METODE PENELITIAN Objek penelitian adalah mengenai perbandingan tax treaty antara negara yang telah bekerja sama dengan Indonesia dalam upaya penghindaran pajak berganda. Jenis penelitian yang dilakukan menggunakan metode kualitatif, sumber data yang digunakan dalam penelitian ini merupakan data primer dan data sekunder.
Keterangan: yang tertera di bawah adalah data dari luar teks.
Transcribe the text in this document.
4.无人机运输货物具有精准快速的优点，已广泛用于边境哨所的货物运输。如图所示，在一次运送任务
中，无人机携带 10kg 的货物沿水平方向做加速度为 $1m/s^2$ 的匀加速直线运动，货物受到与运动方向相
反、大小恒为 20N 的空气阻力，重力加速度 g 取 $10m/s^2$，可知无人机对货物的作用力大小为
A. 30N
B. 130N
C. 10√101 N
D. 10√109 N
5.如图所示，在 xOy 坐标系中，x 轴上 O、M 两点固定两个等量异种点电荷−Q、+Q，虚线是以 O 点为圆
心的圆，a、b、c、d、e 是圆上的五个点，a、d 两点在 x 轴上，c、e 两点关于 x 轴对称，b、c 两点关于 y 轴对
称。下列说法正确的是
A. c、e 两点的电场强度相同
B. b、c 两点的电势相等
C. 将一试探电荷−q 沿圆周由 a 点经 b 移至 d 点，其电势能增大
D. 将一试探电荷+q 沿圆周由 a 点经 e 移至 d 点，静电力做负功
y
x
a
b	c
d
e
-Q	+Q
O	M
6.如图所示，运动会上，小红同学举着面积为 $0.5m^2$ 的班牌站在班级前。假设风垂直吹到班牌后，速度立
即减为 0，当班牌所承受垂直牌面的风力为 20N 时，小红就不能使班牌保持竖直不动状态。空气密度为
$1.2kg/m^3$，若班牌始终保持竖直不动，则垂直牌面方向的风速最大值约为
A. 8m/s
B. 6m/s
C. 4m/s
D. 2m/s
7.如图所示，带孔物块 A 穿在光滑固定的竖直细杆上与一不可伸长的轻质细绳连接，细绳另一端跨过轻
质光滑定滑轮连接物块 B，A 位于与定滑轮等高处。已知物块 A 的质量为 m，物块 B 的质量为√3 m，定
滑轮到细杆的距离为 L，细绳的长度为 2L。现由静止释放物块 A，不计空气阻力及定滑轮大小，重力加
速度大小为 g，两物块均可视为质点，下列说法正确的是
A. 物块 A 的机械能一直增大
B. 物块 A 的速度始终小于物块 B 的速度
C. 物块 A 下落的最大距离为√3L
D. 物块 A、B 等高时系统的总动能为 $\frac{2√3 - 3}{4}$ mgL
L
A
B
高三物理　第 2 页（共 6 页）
Dalam metode pengumpulan data menggunakan metode kualitatif dapat kita jabarkan sebagai berikut ini: 1.
2.
Metode Kepustakaan (Library Research) Metode penelitian ini biasanya dilakukan peneliti dengan cara membeli, membaca atau meminjam buku yang berhubungan erat dengan tema skripsi yang dibuat (dalam penelitian ini tema yang dibahas menekankan mengenai perpajakan internasional), seperti berbagai buku mengenai pajak dan juga undang-undang perpajakan terutama pajak penghasilan dan pajak internasional yang merupakan tema dari penelitian yang dilakukan. Metode Studi Lapangan (Field Research) Metode ini dilakukan peneliti dengan cara mendatangi langsung orang yang bersangkutan dan mengerti serta telah ahli mengenai bidang perpajakan internasional dan melakukan beberapa hal seperti: a. Observasi Penulis melakukan tinjauan / pengamatan secara langsung dengan cara pengambilan data dan mencatat segala hasil observasi yang dapat mendukung penelitian. b. Wawancara Penulis melakukan wawancara dengan tanya jawab secara langsung dengan orang yang ahli dalam bidang tersebut dan berkaitan erat dengan perpajakan internasional untuk memperoleh keterangan yang dapat memberikan informasi atas data yang dibutuhkan dalam penelitian. c. Dokumentasi Mengumpulkan data kepada orang terkait sesuai dengan kasus yang sedang diteliti, dan mengumpulkan data wawancara tersebut agar dapat memberikan bukti yang akurat berdasarkan fakta yang ada dan berdasarkan sumber yang jelas. d. Teknik Analisa Mengelola data-data yang sudah ada dan terkumpul dengan cara menganalisa dengan cara seksama, sehingga data yang didapatkan bisa menggambarkan data yang akurat atas penelitian yang sedang dilakukan oleh peneliti.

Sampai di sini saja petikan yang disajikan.